Liza Shulyayeva

Non-Identity Problem and robust climate action - practical philosophy seminar notes



Last week I dropped in on what turned out to be a seminar in practical philosophy, featuring a paper about resultant moral luck. This week I was back, with more preparation this time - i.e., I read the paper in advance.

This week’s discussion was about the Non-Identity Problem as it pertains to climate action. Going into this, I had not read about the Non-Identity Problem, so just as with moral luck this was completely new to me.

As before, this was a draft paper not intended for circulation, so here I’m going to talk more about what I learned about the Non-Identity Problem and some of the more general themes that came up.

The Non-Identity Problem

As I understood it, the Non-Identity Problem (NIP) deals with moral considerations and responsibilities that we, as people alive today, have (or not) toward people who do not yet exist.

When we make decisions that affect future generations - like passing climate policies or deciding not to - our actions not only determine how people who are not yet born will live, but even who will come into existence. If we are morally obligated to prevent harm, but the sufferer of the harm does not yet exist, do we have any obligations to those non-existent future-potential-sufferers? What if climate actions today would arguably harm, in some way, people who are already alive? Are we obligated to not take action because we have more responsibilities to prevent harm for those who can actually experience it?

If no one is “harmed,” how do we justify strong climate action?

The discussion focusd largely on institutional agents, like states, and an institionalized version of the Non-Identity Problem - i.e., how will NIP affect states’ arguments in courts either for or against robust climate action?

The courts and future generations

Courts often rely on harm-based reasoning: for a case to move forward, someone usually needs to show they’ve been harmed. But what happens when the plaintiffs are advocating for people who don’t exist yet?

States often make climate-based commitments and claims that they nevertheless resist acting on when it is inconvenient. Much of the talk was about enforcement of climate action, and how NIP may be used by institutional agents to prevent courts from ordering them to certain climate actions. The NIP provides a bit of an escape hatch for institutional agents: if future generations wouldn’t exist without their actions, they can argue that no harm has been done.

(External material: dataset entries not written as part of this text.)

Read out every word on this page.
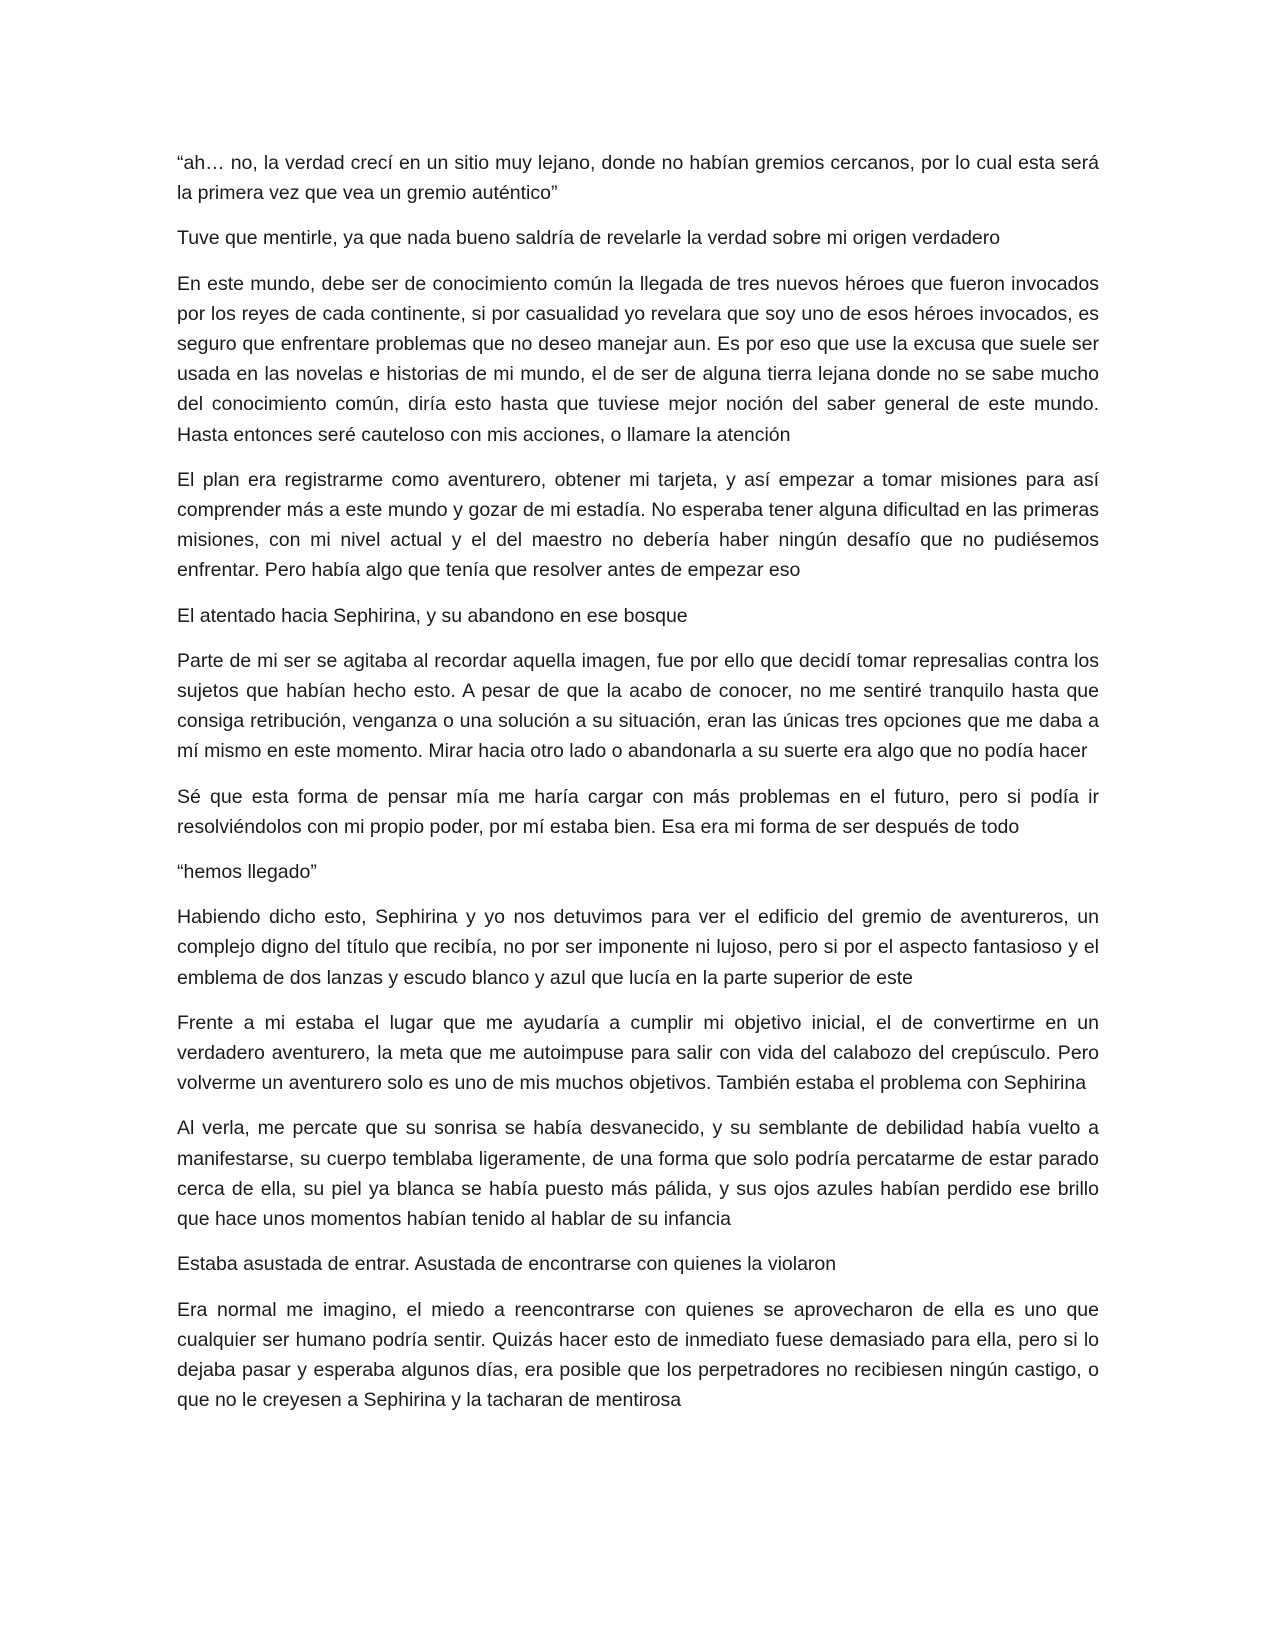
“ah… no, la verdad crecí en un sitio muy lejano, donde no habían gremios cercanos, por lo cual esta será la primera vez que vea un gremio auténtico”

Tuve que mentirle, ya que nada bueno saldría de revelarle la verdad sobre mi origen verdadero

En este mundo, debe ser de conocimiento común la llegada de tres nuevos héroes que fueron invocados por los reyes de cada continente, si por casualidad yo revelara que soy uno de esos héroes invocados, es seguro que enfrentare problemas que no deseo manejar aun. Es por eso que use la excusa que suele ser usada en las novelas e historias de mi mundo, el de ser de alguna tierra lejana donde no se sabe mucho del conocimiento común, diría esto hasta que tuviese mejor noción del saber general de este mundo. Hasta entonces seré cauteloso con mis acciones, o llamare la atención

El plan era registrarme como aventurero, obtener mi tarjeta, y así empezar a tomar misiones para así comprender más a este mundo y gozar de mi estadía. No esperaba tener alguna dificultad en las primeras misiones, con mi nivel actual y el del maestro no debería haber ningún desafío que no pudiésemos enfrentar. Pero había algo que tenía que resolver antes de empezar eso

El atentado hacia Sephirina, y su abandono en ese bosque

Parte de mi ser se agitaba al recordar aquella imagen, fue por ello que decidí tomar represalias contra los sujetos que habían hecho esto. A pesar de que la acabo de conocer, no me sentiré tranquilo hasta que consiga retribución, venganza o una solución a su situación, eran las únicas tres opciones que me daba a mí mismo en este momento. Mirar hacia otro lado o abandonarla a su suerte era algo que no podía hacer

Sé que esta forma de pensar mía me haría cargar con más problemas en el futuro, pero si podía ir resolviéndolos con mi propio poder, por mí estaba bien. Esa era mi forma de ser después de todo

“hemos llegado”

Habiendo dicho esto, Sephirina y yo nos detuvimos para ver el edificio del gremio de aventureros, un complejo digno del título que recibía, no por ser imponente ni lujoso, pero si por el aspecto fantasioso y el emblema de dos lanzas y escudo blanco y azul que lucía en la parte superior de este

Frente a mi estaba el lugar que me ayudaría a cumplir mi objetivo inicial, el de convertirme en un verdadero aventurero, la meta que me autoimpuse para salir con vida del calabozo del crepúsculo. Pero volverme un aventurero solo es uno de mis muchos objetivos. También estaba el problema con Sephirina

Al verla, me percate que su sonrisa se había desvanecido, y su semblante de debilidad había vuelto a manifestarse, su cuerpo temblaba ligeramente, de una forma que solo podría percatarme de estar parado cerca de ella, su piel ya blanca se había puesto más pálida, y sus ojos azules habían perdido ese brillo que hace unos momentos habían tenido al hablar de su infancia

Estaba asustada de entrar. Asustada de encontrarse con quienes la violaron

Era normal me imagino, el miedo a reencontrarse con quienes se aprovecharon de ella es uno que cualquier ser humano podría sentir. Quizás hacer esto de inmediato fuese demasiado para ella, pero si lo dejaba pasar y esperaba algunos días, era posible que los perpetradores no recibiesen ningún castigo, o que no le creyesen a Sephirina y la tacharan de mentirosa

The conversation also touched on how this plays out in practice. By opening the system up to bring cases on behalf of people who do not yet exist, courts could face an overwhelming number of claims — essentially a system overload. This was somewhat debated during the conversation - because states could still be bogged down if currently alive people go to the courts and argue that they are being harmed by climate inaction.

Is this a philosopher’s issue or an enforcement issue?

Much of the discussion focused on practical implications and encouraging/prescribing climate action. Not just on whether we should do it, but how institutional agents can use the NIP to argue against doing it.

One analogy someone brought up stuck with me. Imagine Sweden passes a policy capping kindergarden fees, which leads to different families deciding to have children that otherwise might not have. That policy will have shaped the next generation — it determines who exists. In reality, almost every decision we make, every policy we adopt, will have an effect on who exists down the line. Now, what if kindergarden fees were raised instead? Who will not be born who othewise might have been, and how will that future-person be affected by living with parents who are less well off financially than they otherwise would have been, by having to spend more money on kindergarden fees?

At least with kindergarden fees, future generations could vote to change the policy (albeit after the generation affected by the policy already ‘suffers’ the consequences, I guess?) With climate policies, the actions or inactions we take will have irreversible consequences that future generations will have no choice but to live with - at least those of them that are born :)

It was also brought up that we assume future generations would have otherwise had a good, positive life. If future generations will already be harmed in other ways, climate inaction causing further suffering in the future could be considered not as negatively impactful in relation to other negative parts of their existence.

“All of us are future persons, hopefully.”

The topic of clarifying what we mean by “future persons” came up:

“All of us are future persons, hopefully.”

(In that hopefully we will be alive for some time in the future… but of course the future persons discussed here are persons who are not yet born.)

I hope we’re all future persons, too…

Och sedan gick vi till lunch, och jag fick öva min svenska!